How to Acupuncture for Parkinsons – These are the 4 Categories of Points to Choose From!
Enough has been said about scalp points in the treatment of conditions involving the brain.
Scalp acupoints are an indispensable part of treatment as they decrease the loss of dopaminergic neurons in the substantia nigra, and delay degeneration of dopaminergic neurons, postponing and reducing the progression of PD.
Scalp acupuncture is able to significantly increase the area density, numerical density of the positive neurons relating to TH in the substantia nigra.
Overall, it is able to
- increase the TH cells by elevating the synthesis GDNF mRNA
- decrease apoptosis
- promote the reuptake of dopamine
thus leading to an alleviation of Parkinsonian symptoms.

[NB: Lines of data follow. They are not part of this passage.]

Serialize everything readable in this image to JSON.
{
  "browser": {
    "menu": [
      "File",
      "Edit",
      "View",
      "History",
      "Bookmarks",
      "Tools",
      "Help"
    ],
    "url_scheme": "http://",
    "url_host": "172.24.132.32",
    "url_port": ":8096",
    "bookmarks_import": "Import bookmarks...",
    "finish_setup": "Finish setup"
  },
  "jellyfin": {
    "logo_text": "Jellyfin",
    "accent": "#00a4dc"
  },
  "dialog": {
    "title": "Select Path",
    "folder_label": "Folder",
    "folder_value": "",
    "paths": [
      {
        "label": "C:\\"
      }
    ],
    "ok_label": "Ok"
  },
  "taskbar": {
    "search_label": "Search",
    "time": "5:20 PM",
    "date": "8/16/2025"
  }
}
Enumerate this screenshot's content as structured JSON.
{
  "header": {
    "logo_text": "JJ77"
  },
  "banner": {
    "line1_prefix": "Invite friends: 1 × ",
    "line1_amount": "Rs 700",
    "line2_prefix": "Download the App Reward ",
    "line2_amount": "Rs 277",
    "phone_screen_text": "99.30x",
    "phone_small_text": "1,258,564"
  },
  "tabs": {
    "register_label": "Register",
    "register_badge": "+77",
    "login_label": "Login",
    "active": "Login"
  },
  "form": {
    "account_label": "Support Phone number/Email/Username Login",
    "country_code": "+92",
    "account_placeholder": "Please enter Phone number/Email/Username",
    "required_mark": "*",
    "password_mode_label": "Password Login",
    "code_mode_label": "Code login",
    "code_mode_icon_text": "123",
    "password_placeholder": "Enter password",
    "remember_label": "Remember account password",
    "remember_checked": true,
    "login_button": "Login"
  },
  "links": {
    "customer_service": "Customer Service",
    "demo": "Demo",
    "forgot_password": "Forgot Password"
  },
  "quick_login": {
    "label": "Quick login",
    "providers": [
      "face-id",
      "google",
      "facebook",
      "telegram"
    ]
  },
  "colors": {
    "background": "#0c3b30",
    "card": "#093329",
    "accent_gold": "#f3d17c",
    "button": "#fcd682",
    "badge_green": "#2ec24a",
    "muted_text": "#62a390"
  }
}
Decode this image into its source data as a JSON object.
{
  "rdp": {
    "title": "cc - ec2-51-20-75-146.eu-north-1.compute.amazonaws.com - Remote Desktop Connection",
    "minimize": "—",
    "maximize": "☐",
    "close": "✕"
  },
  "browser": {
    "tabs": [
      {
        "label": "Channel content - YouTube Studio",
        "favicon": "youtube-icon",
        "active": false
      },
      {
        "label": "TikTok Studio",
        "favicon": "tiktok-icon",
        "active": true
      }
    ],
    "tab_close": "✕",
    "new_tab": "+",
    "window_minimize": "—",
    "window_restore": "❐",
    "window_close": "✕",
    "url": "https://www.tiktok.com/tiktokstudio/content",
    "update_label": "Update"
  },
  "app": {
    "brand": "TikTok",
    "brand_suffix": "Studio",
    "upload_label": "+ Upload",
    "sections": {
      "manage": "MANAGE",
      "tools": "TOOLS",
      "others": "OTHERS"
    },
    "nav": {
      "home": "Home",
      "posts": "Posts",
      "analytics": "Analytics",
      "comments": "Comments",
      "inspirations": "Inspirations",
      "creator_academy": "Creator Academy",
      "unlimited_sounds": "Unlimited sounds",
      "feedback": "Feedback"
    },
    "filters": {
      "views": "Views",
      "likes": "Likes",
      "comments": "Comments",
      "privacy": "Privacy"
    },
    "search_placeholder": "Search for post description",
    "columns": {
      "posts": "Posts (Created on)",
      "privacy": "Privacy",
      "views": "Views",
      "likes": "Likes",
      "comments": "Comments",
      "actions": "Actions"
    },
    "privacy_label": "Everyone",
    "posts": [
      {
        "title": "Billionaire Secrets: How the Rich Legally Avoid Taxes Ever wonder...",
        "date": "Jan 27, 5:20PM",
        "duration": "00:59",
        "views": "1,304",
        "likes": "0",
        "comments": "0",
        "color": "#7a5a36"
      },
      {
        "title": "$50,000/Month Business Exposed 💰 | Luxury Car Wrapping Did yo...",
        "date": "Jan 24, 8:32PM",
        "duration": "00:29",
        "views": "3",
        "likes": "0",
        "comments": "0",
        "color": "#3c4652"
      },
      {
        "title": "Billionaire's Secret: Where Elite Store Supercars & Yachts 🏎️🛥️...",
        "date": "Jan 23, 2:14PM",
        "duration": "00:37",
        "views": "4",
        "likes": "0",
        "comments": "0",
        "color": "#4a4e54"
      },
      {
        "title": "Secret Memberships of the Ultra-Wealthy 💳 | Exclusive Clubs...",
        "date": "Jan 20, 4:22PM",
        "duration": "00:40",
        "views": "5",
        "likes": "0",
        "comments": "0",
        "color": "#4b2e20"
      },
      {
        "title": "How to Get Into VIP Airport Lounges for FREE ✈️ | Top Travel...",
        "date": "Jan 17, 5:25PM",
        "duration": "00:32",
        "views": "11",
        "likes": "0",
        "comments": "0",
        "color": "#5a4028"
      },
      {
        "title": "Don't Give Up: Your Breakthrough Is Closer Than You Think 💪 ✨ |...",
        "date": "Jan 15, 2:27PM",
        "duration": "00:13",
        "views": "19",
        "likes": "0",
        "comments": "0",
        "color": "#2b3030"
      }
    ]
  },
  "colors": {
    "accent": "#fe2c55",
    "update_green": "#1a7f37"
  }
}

Some of the key points include:
- Bai Hui (百会): Able to prevent cell death of the substantia nigra pars compacta, a type of cell which is located in the substantia nigra.
- Si Shen Cong (四神聪): Another commonly used scalp acupuncture point combination. It is commonly used alongside let points (see below) LR3 and ST36 to promote their effects.
#2 Brain Mapping Scalp Points
This is the form of scalp acupuncture discovered and promulgated by Professor Jiao Shun Fa, a neurosurgeon from Shanxi Province in the 1970s.
The areas of the scalp that acupuncturist use to treat PD include:
- MA: Motor Area
- CTCA: Chorea and Tremor Control Area
- LMSA: leg motor and sensor area
- MS4 额旁3线
- MS6 顶额前斜线
- MS8 顶旁1线
- MS9 顶旁2线
- MS14 枕下旁线
The CTCA (Chorea and Tremor Control Area) is a crucial area to needle when doing scalp acupuncture for Parkinson’s Disease. To locate the chorea-tremor area, the two landmark lines to define are:
- Anterior-posterior midline: The starting point of the midline is the middle point between the two brows (which is what many people refer to as the “third eye”). The ending point midline is the crevice at the lower border of the occipital protuberance.
- Eyebrow-occipital line: The eyebrow-occipital line is the horizontal line from the upper border of the eyebrow midpoint to the inferior border of the occipital protuberance.
Once these two landmark lines are defined, two additional points have to be marked:
- The first additional point is 0.5 cm posterior to the midpoint of the anterior-posterior midline
- The second additional point is the intersection of the eyebrow-occipital line and anterior border of the corner of the temporal hairline.
The line that is drawn between these two points is the MA (Motor Area).
The line 1.5 cm anterior and parallel to the MA is the CTCA (Chorea and Tremor Control Area).
To master treatment of Parkinson’s Disease with acupuncture, you need be able to located the CTCA with precision.
#3 Cranio Base Points
The acupuncture technique called “the seven acupoints of cranial base” (SACB) was used as the adjunct to treat patients with PD in China recently and showed some interesting results. These acupuncture points reduced rotational behavior, significantly reduced the loss of dopaminergic neurons, and significantly elevated expression of TrkB in the lesioned substantia nigra.
These 7 points are as follow:
- DU15 啞门
- BL10 天柱 (Bilateral)
- GB20 风池 (Bilateral)
GB12 完骨 (Bilateral)
There is another set of cranio base points which are similar but slightly different. They include points superior to the Superior Nuchal Line. They are:
- DU-17 脑户 and BL-9 玉枕: These are superior to the SNL but are likely to affect the cranio base.
- DU-15 亚门, DU-16 风府, BL-10 天柱, GB-20 风池: These points map onto the inferior border of the SNL.
The point is to choose points that stimulate the cranio base, which can be useful in treating Parkinson’s Disease.
#4 Peripheral Body Points
According to research done by SH Lee (2017), out of 25 clinical trial, the main points used on the four extremities are:
- LR3 (太冲)
- GB34 (阳陵泉)
- ST36 (足三里)
- KI3 (太溪)
- LI11 (曲池)
Acupuncture points LR3 and GB34 are often used in tandem with classical scalp point DU20 in in the treatment of Parkinson’s Diease. These 3 points help in preventing cell death in the SNpc.
Since PD is primarily associated with the gradual loss of cells in the Substantia Nigra, these 3 acupuncture points have been shown to prevent the death of the cells in this area of the brain, hence slowing down the progress of Parkinson’s.
We also know that stimulating ST36, GB34, LR3 significantly improves motor function, while slowing down dopaminergic neuronal loss in animal models of Parkinson’s Disease.
We also know that GB34 and ST36 in particular are able to activate motor-related brain regions such as the putamen, caudate nucleus, thalamus and cerebellum.